DİHA - Dicle Haber Ajansı

Kültür Sanat

'İnsan sazına da sözüne de bağlı olmalı'

 
21 Ekim
10:11 2016

İZMİR (DİHA)- Eline aldığı sazıyla Kürdistan dağlarında yaşamını yitiren HPG'li Şefik Yatkın (Argeş Norşîn), "İnsan sazına da sözüne de bağlı olmalı, onurlu bir ölüm yüz yıl yaşamaktan iyidir, ölümsüzleşirsin" sözüyle anılıyor.

Sazına olan tutkusu ve Kürdistan dağlarında verdiği özgürlük mücadelesiyle Kürt halkının belleğinde derin bir yer edinen HPG'li Şefik Yaktın'ın (Argeş Norşîn) hayatını kaybedişinin üzerinden 12 yıl geçti. 2004 yılında Cudî Dağı'nda yaşanan çatışmada yaşamını yitiren Yaktın, "İnsan hem sazına, hem sözüne bağlı olmalı" sözleriyle özetlediği sanatına ve mücadelesine olan bağlılığı Kürt halkına miras kaldı.

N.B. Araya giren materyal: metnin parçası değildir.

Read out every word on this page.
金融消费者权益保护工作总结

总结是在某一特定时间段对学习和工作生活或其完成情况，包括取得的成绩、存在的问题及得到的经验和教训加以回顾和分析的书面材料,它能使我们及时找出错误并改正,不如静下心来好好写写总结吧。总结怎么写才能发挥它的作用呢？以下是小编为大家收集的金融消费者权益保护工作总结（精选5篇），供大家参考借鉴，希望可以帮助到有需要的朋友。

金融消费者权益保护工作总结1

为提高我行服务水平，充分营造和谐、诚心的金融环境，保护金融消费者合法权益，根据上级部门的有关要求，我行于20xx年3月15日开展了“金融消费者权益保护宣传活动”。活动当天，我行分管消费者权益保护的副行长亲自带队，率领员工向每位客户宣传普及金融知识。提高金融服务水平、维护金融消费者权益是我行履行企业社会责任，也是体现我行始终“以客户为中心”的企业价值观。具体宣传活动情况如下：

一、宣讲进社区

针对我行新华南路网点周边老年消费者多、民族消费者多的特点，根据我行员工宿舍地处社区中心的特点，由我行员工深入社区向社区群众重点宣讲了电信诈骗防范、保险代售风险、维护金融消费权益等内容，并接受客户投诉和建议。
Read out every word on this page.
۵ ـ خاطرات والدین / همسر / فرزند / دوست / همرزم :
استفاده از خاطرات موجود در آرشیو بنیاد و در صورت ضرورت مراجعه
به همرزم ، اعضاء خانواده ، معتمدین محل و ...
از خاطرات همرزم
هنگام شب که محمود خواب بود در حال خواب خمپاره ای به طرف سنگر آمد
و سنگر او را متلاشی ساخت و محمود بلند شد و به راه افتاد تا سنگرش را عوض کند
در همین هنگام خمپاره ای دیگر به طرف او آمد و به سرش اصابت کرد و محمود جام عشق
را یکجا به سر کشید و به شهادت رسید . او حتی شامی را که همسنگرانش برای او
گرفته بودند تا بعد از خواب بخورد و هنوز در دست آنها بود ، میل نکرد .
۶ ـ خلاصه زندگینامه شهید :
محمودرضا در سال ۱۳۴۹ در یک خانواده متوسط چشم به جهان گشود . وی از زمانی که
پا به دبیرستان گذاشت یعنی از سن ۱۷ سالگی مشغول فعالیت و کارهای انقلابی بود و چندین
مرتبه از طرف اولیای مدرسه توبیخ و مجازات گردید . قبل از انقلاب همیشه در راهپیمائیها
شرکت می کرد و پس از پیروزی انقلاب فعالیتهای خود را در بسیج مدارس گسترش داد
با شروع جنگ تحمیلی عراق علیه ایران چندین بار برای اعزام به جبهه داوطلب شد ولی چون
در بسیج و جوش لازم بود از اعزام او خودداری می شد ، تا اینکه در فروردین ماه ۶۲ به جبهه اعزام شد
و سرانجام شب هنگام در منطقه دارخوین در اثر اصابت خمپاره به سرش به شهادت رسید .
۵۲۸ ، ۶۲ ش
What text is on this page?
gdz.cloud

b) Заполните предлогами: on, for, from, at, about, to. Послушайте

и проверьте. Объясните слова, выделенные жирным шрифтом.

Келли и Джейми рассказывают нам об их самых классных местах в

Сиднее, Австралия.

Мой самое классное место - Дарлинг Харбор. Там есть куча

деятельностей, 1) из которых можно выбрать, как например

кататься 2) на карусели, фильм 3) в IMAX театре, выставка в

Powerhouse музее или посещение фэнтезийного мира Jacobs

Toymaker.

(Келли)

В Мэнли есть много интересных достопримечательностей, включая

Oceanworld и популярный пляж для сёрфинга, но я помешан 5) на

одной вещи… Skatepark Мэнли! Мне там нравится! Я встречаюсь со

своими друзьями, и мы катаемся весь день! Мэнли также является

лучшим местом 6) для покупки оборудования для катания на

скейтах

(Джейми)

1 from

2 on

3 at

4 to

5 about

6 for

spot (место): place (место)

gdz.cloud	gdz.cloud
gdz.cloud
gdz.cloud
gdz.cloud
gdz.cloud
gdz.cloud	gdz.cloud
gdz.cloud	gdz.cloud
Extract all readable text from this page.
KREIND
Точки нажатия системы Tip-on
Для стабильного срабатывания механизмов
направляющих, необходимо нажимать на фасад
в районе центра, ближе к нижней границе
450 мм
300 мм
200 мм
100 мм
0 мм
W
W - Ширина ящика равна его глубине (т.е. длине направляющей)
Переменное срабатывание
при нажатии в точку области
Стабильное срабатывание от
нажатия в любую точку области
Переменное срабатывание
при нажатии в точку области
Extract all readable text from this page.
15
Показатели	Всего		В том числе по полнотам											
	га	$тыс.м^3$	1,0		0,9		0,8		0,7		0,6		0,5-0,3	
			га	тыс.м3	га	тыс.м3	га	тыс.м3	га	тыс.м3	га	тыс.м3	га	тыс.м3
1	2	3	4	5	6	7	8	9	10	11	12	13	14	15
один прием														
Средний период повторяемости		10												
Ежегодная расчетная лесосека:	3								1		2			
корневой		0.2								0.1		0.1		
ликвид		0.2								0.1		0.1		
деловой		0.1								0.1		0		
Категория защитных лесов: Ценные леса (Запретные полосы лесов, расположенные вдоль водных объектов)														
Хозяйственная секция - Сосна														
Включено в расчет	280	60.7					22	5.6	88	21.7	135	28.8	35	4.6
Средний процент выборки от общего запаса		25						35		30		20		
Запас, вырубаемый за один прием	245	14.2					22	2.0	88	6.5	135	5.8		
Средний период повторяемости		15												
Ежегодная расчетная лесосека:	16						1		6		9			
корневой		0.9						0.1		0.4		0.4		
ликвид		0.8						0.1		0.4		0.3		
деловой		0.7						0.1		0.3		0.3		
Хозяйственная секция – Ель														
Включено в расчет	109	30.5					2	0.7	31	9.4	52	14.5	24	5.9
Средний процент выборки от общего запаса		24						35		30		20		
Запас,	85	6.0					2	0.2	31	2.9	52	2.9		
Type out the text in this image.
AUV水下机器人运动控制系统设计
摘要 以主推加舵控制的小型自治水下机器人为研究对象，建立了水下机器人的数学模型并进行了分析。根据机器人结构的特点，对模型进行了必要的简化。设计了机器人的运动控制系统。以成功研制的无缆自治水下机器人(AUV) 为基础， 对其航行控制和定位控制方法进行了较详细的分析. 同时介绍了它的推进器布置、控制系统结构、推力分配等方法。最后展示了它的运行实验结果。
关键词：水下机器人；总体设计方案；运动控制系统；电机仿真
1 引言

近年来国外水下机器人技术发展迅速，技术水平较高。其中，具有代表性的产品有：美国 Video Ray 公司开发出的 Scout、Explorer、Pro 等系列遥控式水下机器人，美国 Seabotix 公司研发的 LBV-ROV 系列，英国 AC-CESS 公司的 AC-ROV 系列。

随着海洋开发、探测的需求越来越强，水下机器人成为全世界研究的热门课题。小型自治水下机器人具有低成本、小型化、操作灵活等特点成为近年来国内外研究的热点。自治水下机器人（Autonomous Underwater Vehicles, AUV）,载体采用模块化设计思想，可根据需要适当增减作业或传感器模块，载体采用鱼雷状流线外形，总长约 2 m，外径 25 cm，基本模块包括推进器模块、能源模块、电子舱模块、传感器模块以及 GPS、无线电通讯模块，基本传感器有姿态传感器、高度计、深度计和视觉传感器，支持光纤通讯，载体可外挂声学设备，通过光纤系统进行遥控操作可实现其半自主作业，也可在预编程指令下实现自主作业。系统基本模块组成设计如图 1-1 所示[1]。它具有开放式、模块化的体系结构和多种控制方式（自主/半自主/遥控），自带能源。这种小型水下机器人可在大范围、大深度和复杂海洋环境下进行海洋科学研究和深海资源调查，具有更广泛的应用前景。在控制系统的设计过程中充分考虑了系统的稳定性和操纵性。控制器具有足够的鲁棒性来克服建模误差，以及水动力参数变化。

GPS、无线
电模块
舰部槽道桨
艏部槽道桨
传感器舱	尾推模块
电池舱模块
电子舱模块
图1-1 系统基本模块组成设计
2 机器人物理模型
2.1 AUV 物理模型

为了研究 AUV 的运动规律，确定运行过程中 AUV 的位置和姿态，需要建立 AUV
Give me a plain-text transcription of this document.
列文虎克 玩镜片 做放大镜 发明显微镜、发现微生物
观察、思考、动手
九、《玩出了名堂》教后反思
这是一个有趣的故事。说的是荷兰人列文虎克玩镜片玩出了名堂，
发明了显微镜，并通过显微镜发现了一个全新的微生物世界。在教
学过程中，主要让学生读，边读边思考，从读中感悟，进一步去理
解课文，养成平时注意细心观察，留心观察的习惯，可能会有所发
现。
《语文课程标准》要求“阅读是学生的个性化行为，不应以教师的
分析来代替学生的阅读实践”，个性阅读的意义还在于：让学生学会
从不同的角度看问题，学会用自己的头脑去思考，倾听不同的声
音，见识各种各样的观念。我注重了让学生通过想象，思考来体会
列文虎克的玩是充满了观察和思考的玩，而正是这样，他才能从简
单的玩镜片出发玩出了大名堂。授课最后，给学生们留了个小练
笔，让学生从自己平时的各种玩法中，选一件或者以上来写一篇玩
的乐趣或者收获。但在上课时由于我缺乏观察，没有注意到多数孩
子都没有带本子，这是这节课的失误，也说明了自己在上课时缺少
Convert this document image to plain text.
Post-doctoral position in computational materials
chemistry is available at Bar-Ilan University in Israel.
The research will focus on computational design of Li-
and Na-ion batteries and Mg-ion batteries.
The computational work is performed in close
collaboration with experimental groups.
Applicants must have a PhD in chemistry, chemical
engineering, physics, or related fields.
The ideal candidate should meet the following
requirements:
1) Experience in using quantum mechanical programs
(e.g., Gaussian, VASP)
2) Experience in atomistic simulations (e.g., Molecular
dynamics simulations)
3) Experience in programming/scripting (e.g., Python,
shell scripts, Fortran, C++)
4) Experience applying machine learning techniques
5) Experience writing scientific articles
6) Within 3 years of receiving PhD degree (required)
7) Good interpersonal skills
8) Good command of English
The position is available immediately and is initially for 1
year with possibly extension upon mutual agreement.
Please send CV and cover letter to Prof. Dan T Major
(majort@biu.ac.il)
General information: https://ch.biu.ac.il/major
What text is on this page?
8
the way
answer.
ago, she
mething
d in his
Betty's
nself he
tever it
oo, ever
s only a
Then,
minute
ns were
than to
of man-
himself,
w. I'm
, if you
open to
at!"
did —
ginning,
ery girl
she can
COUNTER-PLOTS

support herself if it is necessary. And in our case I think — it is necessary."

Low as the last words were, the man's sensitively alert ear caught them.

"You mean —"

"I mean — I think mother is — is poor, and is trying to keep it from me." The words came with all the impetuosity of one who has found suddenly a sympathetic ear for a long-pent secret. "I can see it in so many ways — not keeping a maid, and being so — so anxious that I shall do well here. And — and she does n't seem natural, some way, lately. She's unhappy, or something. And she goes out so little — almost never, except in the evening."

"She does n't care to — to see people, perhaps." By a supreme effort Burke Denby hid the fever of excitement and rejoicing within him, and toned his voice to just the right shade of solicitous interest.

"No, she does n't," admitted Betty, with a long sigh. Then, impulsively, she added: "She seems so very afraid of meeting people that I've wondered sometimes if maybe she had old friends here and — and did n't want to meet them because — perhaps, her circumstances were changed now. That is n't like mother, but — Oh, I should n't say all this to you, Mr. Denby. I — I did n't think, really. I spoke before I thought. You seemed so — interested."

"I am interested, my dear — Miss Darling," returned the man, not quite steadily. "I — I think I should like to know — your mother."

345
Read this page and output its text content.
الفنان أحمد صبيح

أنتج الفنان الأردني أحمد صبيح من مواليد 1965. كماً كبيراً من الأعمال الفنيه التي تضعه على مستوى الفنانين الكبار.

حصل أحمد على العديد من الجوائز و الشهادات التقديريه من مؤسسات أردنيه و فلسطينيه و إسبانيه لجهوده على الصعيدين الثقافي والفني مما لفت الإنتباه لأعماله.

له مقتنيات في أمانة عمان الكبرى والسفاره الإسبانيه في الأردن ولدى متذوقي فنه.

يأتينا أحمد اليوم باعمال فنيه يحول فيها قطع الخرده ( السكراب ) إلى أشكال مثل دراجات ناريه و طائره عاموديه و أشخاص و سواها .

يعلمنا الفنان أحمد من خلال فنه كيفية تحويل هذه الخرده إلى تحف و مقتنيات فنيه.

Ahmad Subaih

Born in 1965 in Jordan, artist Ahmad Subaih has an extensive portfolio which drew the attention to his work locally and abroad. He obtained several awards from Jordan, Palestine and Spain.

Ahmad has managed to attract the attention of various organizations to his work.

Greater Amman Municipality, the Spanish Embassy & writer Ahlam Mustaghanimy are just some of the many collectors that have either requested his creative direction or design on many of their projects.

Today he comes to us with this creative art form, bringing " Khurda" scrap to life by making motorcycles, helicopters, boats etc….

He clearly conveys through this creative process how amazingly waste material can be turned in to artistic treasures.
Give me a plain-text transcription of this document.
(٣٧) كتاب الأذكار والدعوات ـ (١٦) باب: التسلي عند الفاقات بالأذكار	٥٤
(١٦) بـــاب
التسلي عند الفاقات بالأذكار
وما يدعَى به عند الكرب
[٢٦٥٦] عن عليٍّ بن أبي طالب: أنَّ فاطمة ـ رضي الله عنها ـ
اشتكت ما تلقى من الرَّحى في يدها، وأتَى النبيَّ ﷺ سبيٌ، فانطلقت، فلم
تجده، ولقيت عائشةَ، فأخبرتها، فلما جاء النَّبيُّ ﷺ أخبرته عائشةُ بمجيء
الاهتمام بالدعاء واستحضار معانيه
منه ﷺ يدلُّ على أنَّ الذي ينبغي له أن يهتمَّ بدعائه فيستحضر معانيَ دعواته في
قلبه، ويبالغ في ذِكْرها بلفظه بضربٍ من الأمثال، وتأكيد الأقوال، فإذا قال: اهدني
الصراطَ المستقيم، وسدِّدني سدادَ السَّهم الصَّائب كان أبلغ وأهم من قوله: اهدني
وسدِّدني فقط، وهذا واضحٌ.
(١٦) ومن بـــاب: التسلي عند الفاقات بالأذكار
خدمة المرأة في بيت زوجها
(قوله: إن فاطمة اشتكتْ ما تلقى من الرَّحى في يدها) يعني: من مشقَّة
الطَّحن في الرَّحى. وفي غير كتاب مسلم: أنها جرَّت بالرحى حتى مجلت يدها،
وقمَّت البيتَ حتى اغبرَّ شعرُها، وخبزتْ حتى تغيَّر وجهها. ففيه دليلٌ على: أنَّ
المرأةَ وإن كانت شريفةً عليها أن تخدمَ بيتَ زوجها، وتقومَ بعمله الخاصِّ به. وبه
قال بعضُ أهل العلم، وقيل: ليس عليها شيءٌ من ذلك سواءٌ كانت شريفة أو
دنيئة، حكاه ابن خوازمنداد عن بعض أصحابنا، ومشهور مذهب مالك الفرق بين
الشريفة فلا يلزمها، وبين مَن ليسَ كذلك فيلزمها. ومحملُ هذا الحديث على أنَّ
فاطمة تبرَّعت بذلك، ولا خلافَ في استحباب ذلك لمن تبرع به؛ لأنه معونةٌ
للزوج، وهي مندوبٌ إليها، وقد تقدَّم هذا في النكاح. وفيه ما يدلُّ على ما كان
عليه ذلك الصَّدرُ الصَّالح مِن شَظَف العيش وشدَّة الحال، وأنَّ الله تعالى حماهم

Şefik Yaktın 1975 yılında Bitlis'in Norşîn(Güroymak) ilçesinde dünyaya gelir, 1991 yılında 14 yaşındayken tüm ailesinin tutuklanması üzerine geçim derdi başlar ve Türkiye metropollerine çalışmaya gelir. 15 yaşındayken İzmir'in Bayraklı ilçesine bağlı Yamanlar semtinde yaşayan Teyzesi Nisbet Üzrek'in yanında yaşamaya başlayan Yaktın, burada inşaatlarda işçilik yaparak ailesine destek olmaya çalışır.

Çocukluğundan beri müziğe ilgisi olan Yaktın, Teyzesinin zor şartlar altında aldığı bağlama ile müziğe başlar. Gündüz inşaatlarda çalışarak ailesine destek olan Yaktın, geceleri saz çalarak, şarkılarının sözlerini yazar.

Sanatını mücadelesiyle bütünleştirdi

1993 yılında İzmir'de Mezopotamya Kültür Merkezi'nin (MKM) kurucuları arasında yer alan Yaktın, 1 yıl boyunca hem çalışır hem de kültür alanında çalışma yürütür. Yaktın, 1994 yılında Koma Agirê Zerdeşt'in kuruluşunda yer alır. Sanatıyla bütünleştirdiği mücadelesiyle göz önünde bulunan ve devletin hedefi haline gelen Yaktın, yaşadığı baskılardan dolayı İzmir'den Moskova'ya geçer ve bir süre sanatını burada icra eder.

Devrimci sanata büyük katkılar sundu

2000 yılında "İnsan hem sazına, hem sözüne bağlı olmalı" diyerek hep hayalini kurduğu Kürdistan dağlarının yolunu tutan Yaktın, burada mücadelesini sürdürür. Katılımından sonra Argeş Norşîni ismini alan Yaktın, "Büyük ailem" olarak tanımladığı PKK saflarında sanatını gerilla mücadelesiyle harmanlayarak sürdürür. Yaktın, eşsiz sesi ve Kürt halkına miras bıraktığı sanatıyla, mükemmelliğin sese bürünmüş hali olarak anılır.

'Sazı onun aklında bir sevdaydı'

Yardımsever ve sevecen bir insan olarak tanımladığı yeğeni Şefik'i anlatan teyze Nisbet Üzrek, Şefik'in çocukluğundan beri hiç olmadık bir zamanda insanları güldürebilme özelliği olduğunu yaşı ilerledikçe de bunu koruduğunu anlattı. Yaktın'ın müziğe olan bağlılığını "Sazı onun aklında bir sevdaydı" sözleriyle dile getiren Üzrek, "Akşamları işten gelince mahallede saz çalar, şarkılarını söylerdi. Bütün mahalleli sokağa çıkar onu dinlerdi. Ben hayatımda onun kadar sazına bağlı bir insan görmedim" dedi.

'Onurlu bir ölüm yüzyıl yaşamaktan iyidir'

Yaktın gerillaya olmak istediğini söylediğinde "sen sanatçısın" diyerek buna karşı çıktığını dile getiren Üzrek, "O zaman bana 'İnsan sazına da sözüne de bağlı olmalı, onurlu bir ölüm yüz yıl yaşamaktan iyidir, ölümsüzleşirsin' demişti. O sözlerini hiç unutmam" diye anlattı.

Üzrek, yeğeninin kutsal olduğuna inandığı şeyler üzerine mücadele ettiğini söyledi.